C’è una fotografia che, più di tante analisi, racconta la distanza che oggi sembra esserci tra Gallipoli e Ugento.
Da una parte c’è una città che, attraverso il suo nuovo sindaco Flavio Fasano, prova a discutere del proprio futuro, mette sul tavolo una strategia, individua priorità, parla di porto, turismo, investimenti e di un orizzonte che arriva fino al 2030.
Dall’altra c’è Ugento, dove la politica sembra ancora prigioniera di un modello che appartiene a un’altra epoca: quello del silenzio, delle relazioni personali, delle fedeltà costruite negli anni e di una gestione del potere che, da troppo tempo, sembra incapace di produrre una vera discontinuità.
È questa la differenza che dovrebbe preoccuparci.
Perché il problema di Ugento non è soltanto chi governa oggi. Il problema è il modello di governo che si è consolidato nel tempo.

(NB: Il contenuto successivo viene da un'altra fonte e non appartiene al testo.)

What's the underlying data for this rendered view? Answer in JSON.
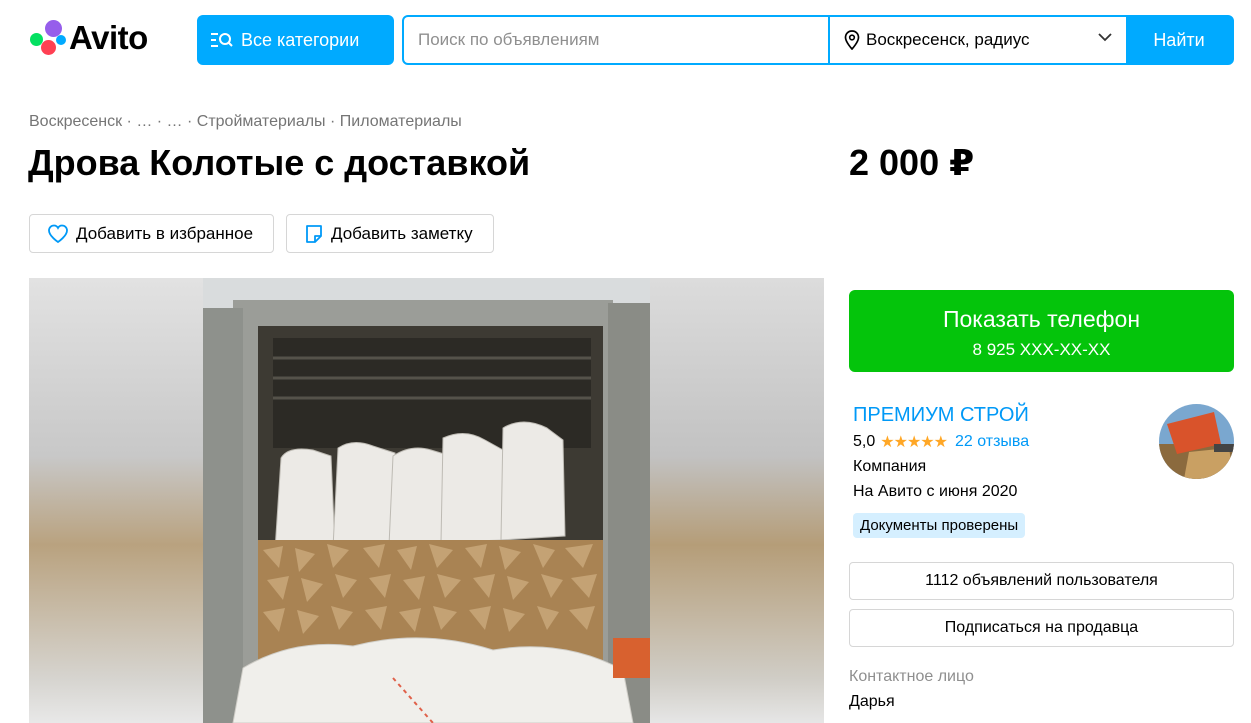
{
  "header": {
    "logo_text": "Avito",
    "categories_button": "Все категории",
    "search_placeholder": "Поиск по объявлениям",
    "location": "Воскресенск, радиус",
    "find_button": "Найти",
    "brand_color": "#00aaff"
  },
  "breadcrumb": [
    "Воскресенск",
    "…",
    "…",
    "Стройматериалы",
    "Пиломатериалы"
  ],
  "breadcrumb_separator": " · ",
  "listing": {
    "title": "Дрова Колотые с доставкой",
    "price": "2 000 ₽",
    "favorite_button": "Добавить в избранное",
    "note_button": "Добавить заметку"
  },
  "contact": {
    "show_phone_label": "Показать телефон",
    "phone_masked": "8 925 XXX-XX-XX",
    "phone_button_color": "#04c40b"
  },
  "seller": {
    "name": "ПРЕМИУМ СТРОЙ",
    "rating": "5,0",
    "stars": 5,
    "reviews": "22 отзыва",
    "type": "Компания",
    "since": "На Авито с июня 2020",
    "verified_badge": "Документы проверены",
    "listings_button": "1112 объявлений пользователя",
    "subscribe_button": "Подписаться на продавца",
    "contact_person_label": "Контактное лицо",
    "contact_person_name": "Дарья"
  },
  "icons": {
    "search": "search-icon",
    "location": "location-pin-icon",
    "chevron": "chevron-down-icon",
    "favorite": "heart-icon",
    "note": "note-icon"
  }
}
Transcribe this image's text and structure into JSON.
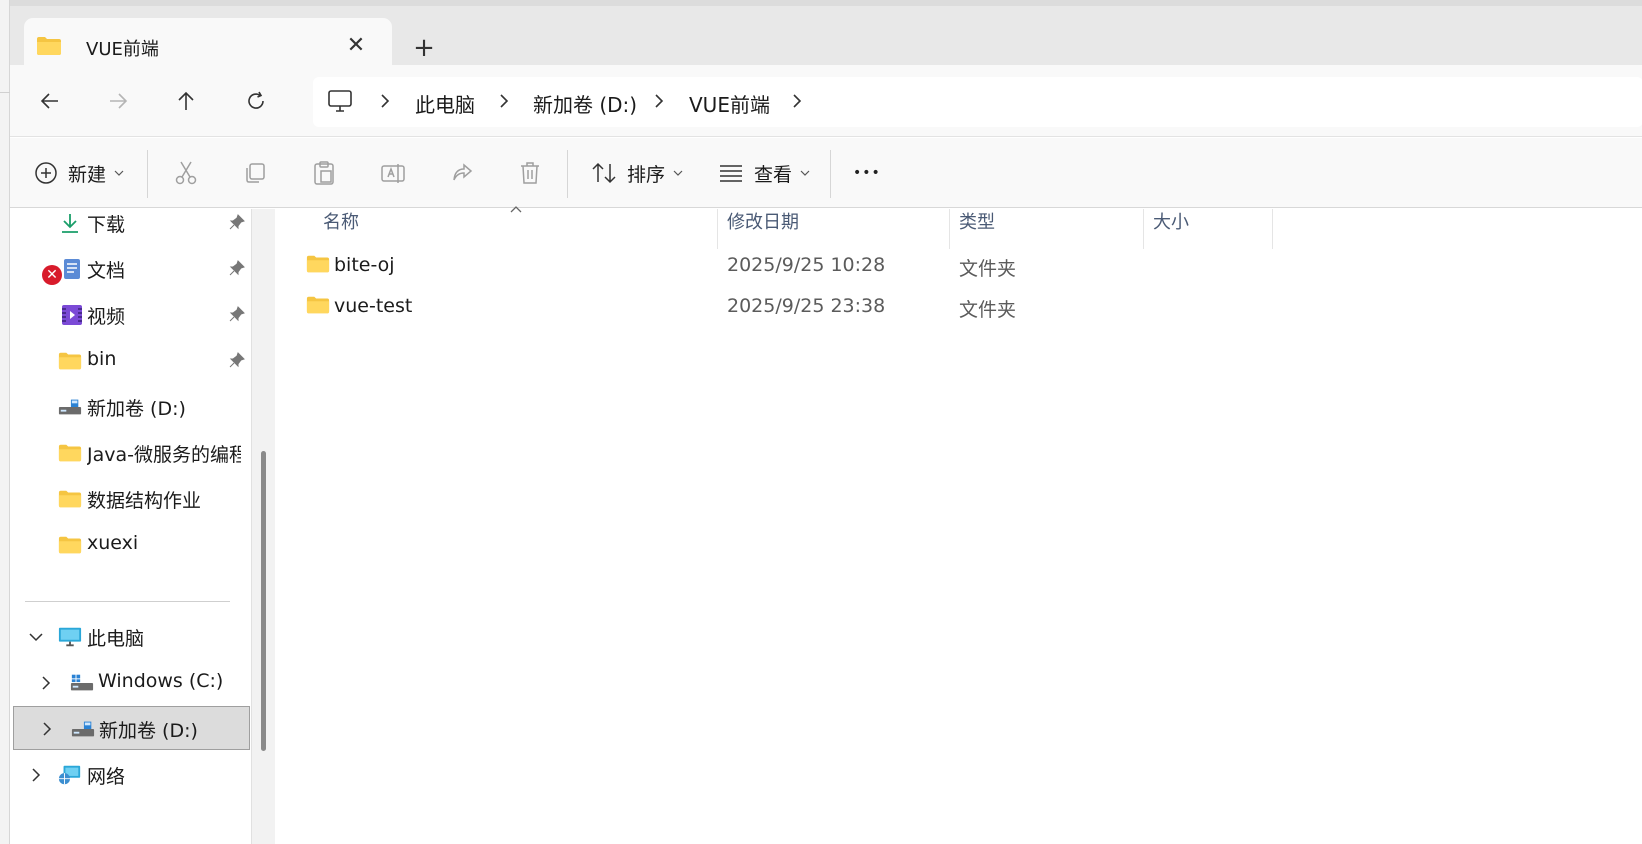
{
  "tab": {
    "title": "VUE前端",
    "close_glyph": "✕",
    "new_glyph": "+"
  },
  "breadcrumb": [
    "此电脑",
    "新加卷 (D:)",
    "VUE前端"
  ],
  "commands": {
    "new_label": "新建",
    "sort_label": "排序",
    "view_label": "查看",
    "more_glyph": "•••"
  },
  "sidebar": {
    "quick_access": [
      {
        "label": "下载",
        "icon": "download-icon",
        "pinned": true
      },
      {
        "label": "文档",
        "icon": "document-icon",
        "pinned": true,
        "error_badge": "✕"
      },
      {
        "label": "视频",
        "icon": "video-icon",
        "pinned": true
      },
      {
        "label": "bin",
        "icon": "folder-icon",
        "pinned": true
      },
      {
        "label": "新加卷 (D:)",
        "icon": "drive-icon",
        "pinned": false
      },
      {
        "label": "Java-微服务的编程测",
        "icon": "folder-icon",
        "pinned": false
      },
      {
        "label": "数据结构作业",
        "icon": "folder-icon",
        "pinned": false
      },
      {
        "label": "xuexi",
        "icon": "folder-icon",
        "pinned": false
      }
    ],
    "tree": [
      {
        "label": "此电脑",
        "icon": "computer-icon",
        "expanded": true
      },
      {
        "label": "Windows (C:)",
        "icon": "windows-drive-icon",
        "expanded": false
      },
      {
        "label": "新加卷 (D:)",
        "icon": "drive-icon",
        "expanded": false,
        "selected": true
      },
      {
        "label": "网络",
        "icon": "network-icon",
        "expanded": false
      }
    ]
  },
  "columns": [
    "名称",
    "修改日期",
    "类型",
    "大小"
  ],
  "files": [
    {
      "name": "bite-oj",
      "modified": "2025/9/25 10:28",
      "type": "文件夹",
      "size": ""
    },
    {
      "name": "vue-test",
      "modified": "2025/9/25 23:38",
      "type": "文件夹",
      "size": ""
    }
  ],
  "colors": {
    "accent": "#0067c0",
    "folder": "#f5c542",
    "selected_bg": "#dcdcdc"
  }
}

Gallipoli prova a progettare. Ugento continua a gestire l’esistente
Fasano, dopo pochi mesi dal suo insediamento, ha scelto di parlare di futuro.
Può piacere o non piacere. Si possono contestare le sue scelte, si possono giudicare insufficienti alcuni progetti. Ma almeno esiste una direzione dichiarata: un piano strategico, una visione al 2030, una riflessione sul porto e sul turismo, una prospettiva per chi deve investire.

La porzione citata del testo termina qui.